The findings were published online in Computers in Human Behavior and will come out in the print journal in July.

"The research published here suggests that there is a link between gaming and better well-being and emotional functioning," said Jason Allaire, lead study author and associate professor of psychology at North Carolina State, in a written statement. "We are currently planning studies to determine whether playing digital games actually improves mental health in older adults."

The study looked at well-being, positive affect, negative affect, depression, social functioning and self-reported health. The researchers said the findings "suggest that playing may serve as a positive activity associated with successful aging."

MedcalXpress noted that "those who did not play video games reported more negative emotions and a tendency toward higher levels of depression."

Allaire told Slate that he was a bit surprised by the finding that seniors who play video games tend to function better in other aspects of their lives than their non-gaming peers.

Allaire told the Deseret News that the study did not answer the question of whether adults who enjoyed substantial well-being were more likely to play video games or whether the games themselves conferred the well-being. But, he said, "It is my sense that playing games can lead to increased well-being. Ten years ago studies like ours found a correlation between playing video games and better performance on some cognitive ability tests. Now we have studies to show that they cause the improvements.
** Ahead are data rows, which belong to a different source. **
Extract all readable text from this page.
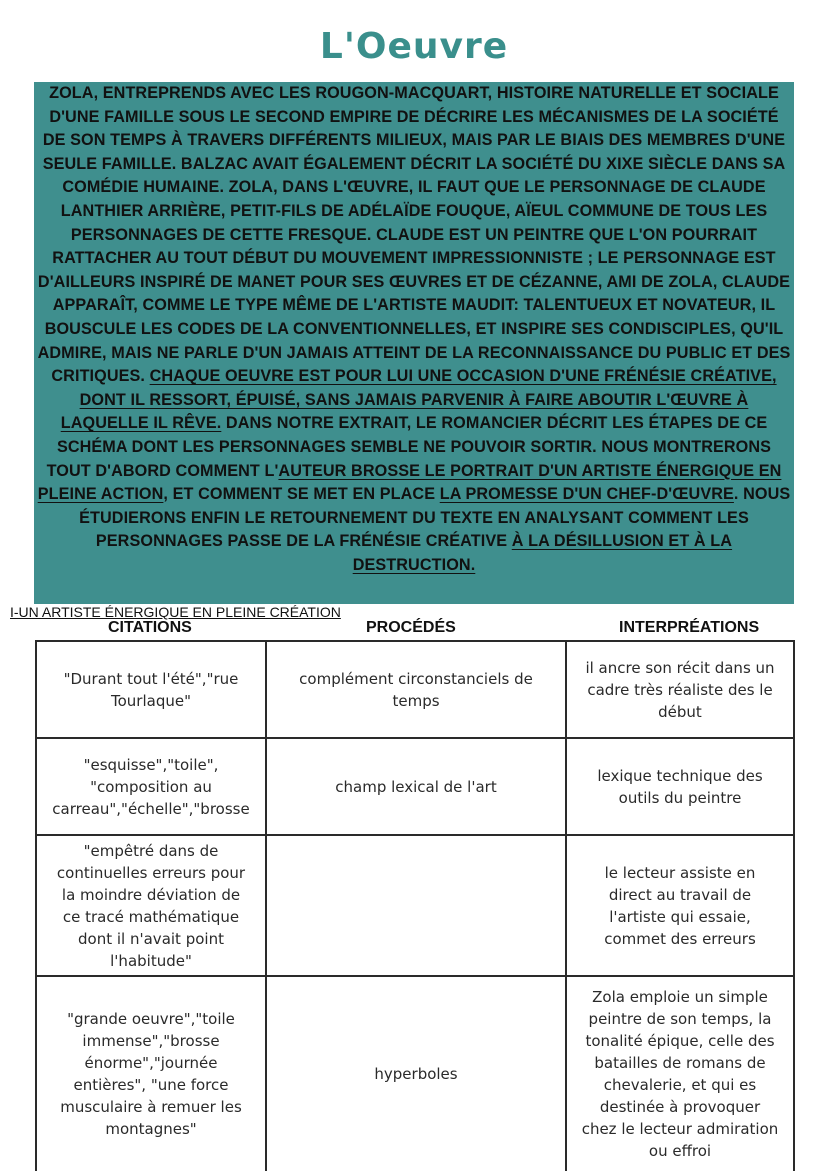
L'Oeuvre
ZOLA, ENTREPRENDS AVEC LES ROUGON-MACQUART, HISTOIRE NATURELLE ET SOCIALE D'UNE FAMILLE SOUS LE SECOND EMPIRE DE DÉCRIRE LES MÉCANISMES DE LA SOCIÉTÉ DE SON TEMPS À TRAVERS DIFFÉRENTS MILIEUX, MAIS PAR LE BIAIS DES MEMBRES D'UNE SEULE FAMILLE. BALZAC AVAIT ÉGALEMENT DÉCRIT LA SOCIÉTÉ DU XIXE SIÈCLE DANS SA COMÉDIE HUMAINE. ZOLA, DANS L'ŒUVRE, IL FAUT QUE LE PERSONNAGE DE CLAUDE LANTHIER ARRIÈRE, PETIT-FILS DE ADÉLAÏDE FOUQUE, AÏEUL COMMUNE DE TOUS LES PERSONNAGES DE CETTE FRESQUE. CLAUDE EST UN PEINTRE QUE L'ON POURRAIT RATTACHER AU TOUT DÉBUT DU MOUVEMENT IMPRESSIONNISTE ; LE PERSONNAGE EST D'AILLEURS INSPIRÉ DE MANET POUR SES ŒUVRES ET DE CÉZANNE, AMI DE ZOLA, CLAUDE APPARAÎT, COMME LE TYPE MÊME DE L'ARTISTE MAUDIT: TALENTUEUX ET NOVATEUR, IL BOUSCULE LES CODES DE LA CONVENTIONNELLES, ET INSPIRE SES CONDISCIPLES, QU'IL ADMIRE, MAIS NE PARLE D'UN JAMAIS ATTEINT DE LA RECONNAISSANCE DU PUBLIC ET DES CRITIQUES. CHAQUE OEUVRE EST POUR LUI UNE OCCASION D'UNE FRÉNÉSIE CRÉATIVE, DONT IL RESSORT, ÉPUISÉ, SANS JAMAIS PARVENIR À FAIRE ABOUTIR L'ŒUVRE À LAQUELLE IL RÊVE. DANS NOTRE EXTRAIT, LE ROMANCIER DÉCRIT LES ÉTAPES DE CE SCHÉMA DONT LES PERSONNAGES SEMBLE NE POUVOIR SORTIR. NOUS MONTRERONS TOUT D'ABORD COMMENT L'AUTEUR BROSSE LE PORTRAIT D'UN ARTISTE ÉNERGIQUE EN PLEINE ACTION, ET COMMENT SE MET EN PLACE LA PROMESSE D'UN CHEF-D'ŒUVRE. NOUS ÉTUDIERONS ENFIN LE RETOURNEMENT DU TEXTE EN ANALYSANT COMMENT LES PERSONNAGES PASSE DE LA FRÉNÉSIE CRÉATIVE À LA DÉSILLUSION ET À LA DESTRUCTION.
I-UN ARTISTE ÉNERGIQUE EN PLEINE CRÉATION
CITATIONS	PROCÉDÉS	INTERPRÉATIONS
"Durant tout l'été","rue Tourlaque"	complément circonstanciels de temps	il ancre son récit dans un cadre très réaliste des le début
"esquisse","toile", "composition au carreau","échelle","brosse	champ lexical de l'art	lexique technique des outils du peintre
"empêtré dans de continuelles erreurs pour la moindre déviation de ce tracé mathématique dont il n'avait point l'habitude"		le lecteur assiste en direct au travail de l'artiste qui essaie, commet des erreurs
"grande oeuvre","toile immense","brosse énorme","journée entières", "une force musculaire à remuer les montagnes"	hyperboles	Zola emploie un simple peintre de son temps, la tonalité épique, celle des batailles de romans de chevalerie, et qui es destinée à provoquer chez le lecteur admiration ou effroi
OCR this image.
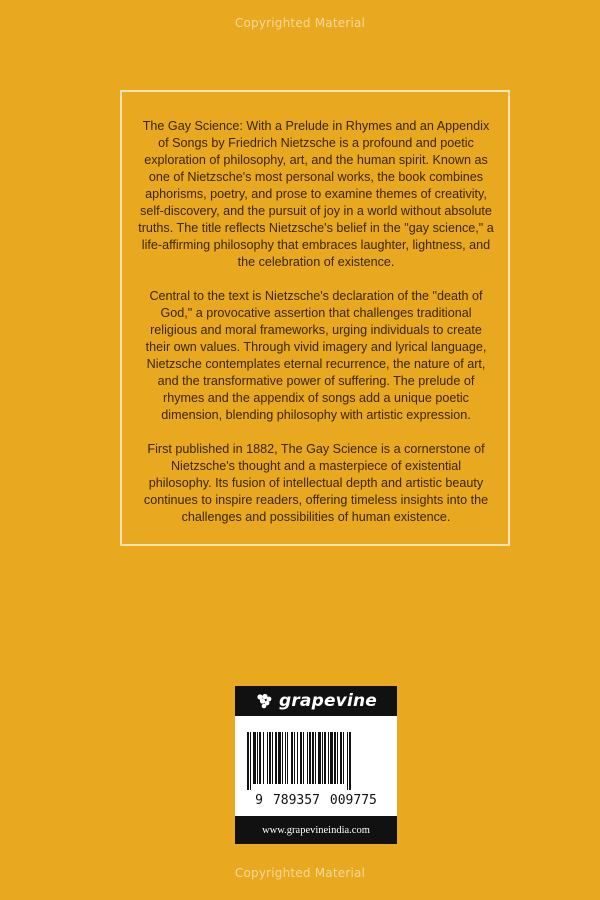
Copyrighted Material

The Gay Science: With a Prelude in Rhymes and an Appendix of Songs by Friedrich Nietzsche is a profound and poetic exploration of philosophy, art, and the human spirit. Known as one of Nietzsche's most personal works, the book combines aphorisms, poetry, and prose to examine themes of creativity, self-discovery, and the pursuit of joy in a world without absolute truths. The title reflects Nietzsche's belief in the "gay science," a life-affirming philosophy that embraces laughter, lightness, and the celebration of existence.

Central to the text is Nietzsche's declaration of the "death of God," a provocative assertion that challenges traditional religious and moral frameworks, urging individuals to create their own values. Through vivid imagery and lyrical language, Nietzsche contemplates eternal recurrence, the nature of art, and the transformative power of suffering. The prelude of rhymes and the appendix of songs add a unique poetic dimension, blending philosophy with artistic expression.

First published in 1882, The Gay Science is a cornerstone of Nietzsche's thought and a masterpiece of existential philosophy. Its fusion of intellectual depth and artistic beauty continues to inspire readers, offering timeless insights into the challenges and possibilities of human existence.

grapevine
9 789357 009775
www.grapevineindia.com
Copyrighted Material
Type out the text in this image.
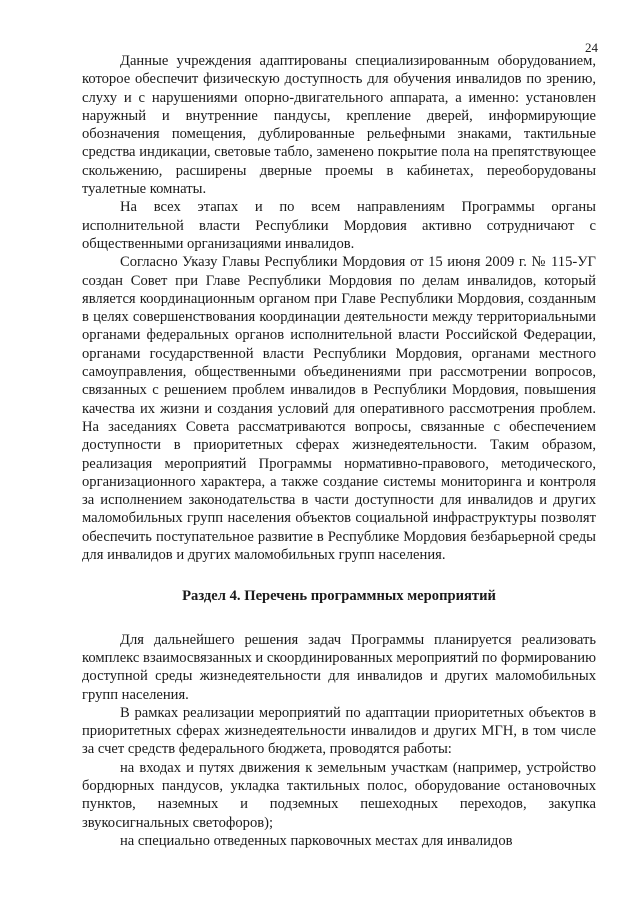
24

Данные учреждения адаптированы специализированным оборудованием, которое обеспечит физическую доступность для обучения инвалидов по зрению, слуху и с нарушениями опорно-двигательного аппарата, а именно: установлен наружный и внутренние пандусы, крепление дверей, информирующие обозначения помещения, дублированные рельефными знаками, тактильные средства индикации, световые табло, заменено покрытие пола на препятствующее скольжению, расширены дверные проемы в кабинетах, переоборудованы туалетные комнаты.

На всех этапах и по всем направлениям Программы органы исполнительной власти Республики Мордовия активно сотрудничают с общественными организациями инвалидов.

Согласно Указу Главы Республики Мордовия от 15 июня 2009 г. № 115-УГ создан Совет при Главе Республики Мордовия по делам инвалидов, который является координационным органом при Главе Республики Мордовия, созданным в целях совершенствования координации деятельности между территориальными органами федеральных органов исполнительной власти Российской Федерации, органами государственной власти Республики Мордовия, органами местного самоуправления, общественными объединениями при рассмотрении вопросов, связанных с решением проблем инвалидов в Республики Мордовия, повышения качества их жизни и создания условий для оперативного рассмотрения проблем. На заседаниях Совета рассматриваются вопросы, связанные с обеспечением доступности в приоритетных сферах жизнедеятельности. Таким образом, реализация мероприятий Программы нормативно-правового, методического, организационного характера, а также создание системы мониторинга и контроля за исполнением законодательства в части доступности для инвалидов и других маломобильных групп населения объектов социальной инфраструктуры позволят обеспечить поступательное развитие в Республике Мордовия безбарьерной среды для инвалидов и других маломобильных групп населения.

Раздел 4. Перечень программных мероприятий

Для дальнейшего решения задач Программы планируется реализовать комплекс взаимосвязанных и скоординированных мероприятий по формированию доступной среды жизнедеятельности для инвалидов и других маломобильных групп населения.

В рамках реализации мероприятий по адаптации приоритетных объектов в приоритетных сферах жизнедеятельности инвалидов и других МГН, в том числе за счет средств федерального бюджета, проводятся работы:

на входах и путях движения к земельным участкам (например, устройство бордюрных пандусов, укладка тактильных полос, оборудование остановочных пунктов, наземных и подземных пешеходных переходов, закупка звукосигнальных светофоров);

на специально отведенных парковочных местах для инвалидов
So like those earlier studies, we have shown the first evidence of a link and more studies need to be done to establish causation."

Video games and online games have for some time been promoted as helpful to healthy aging and various options are available, including subscription sites that say they target mental acuity and how to maintain it.

“There are lots of websites that offer brain training games for older adults and make them pay a subscription fee,” Allaire told Slate's Jason Bittel. “I think those might be good for some people, but I would recommend that older adults on a limited budget just do anything they enjoy on a computer — whether it’s solitaire or Bejeweled. They can get what they need out of those games, and they don’t have to buy a PS3 to do it.”

This is one in a series of research projects led by Allaire and co-author and psychologist Anne McLaughlin, who in July of 2009 were given a grant to see if video games could indeed slow mental decline in the aged. "The theory is that the strategy, memory and problem-solving skills necessary for mastering certain games may translate to benefits in the real world, beyond a glowing computer screen," wrote Time reporter Anita Hamilton.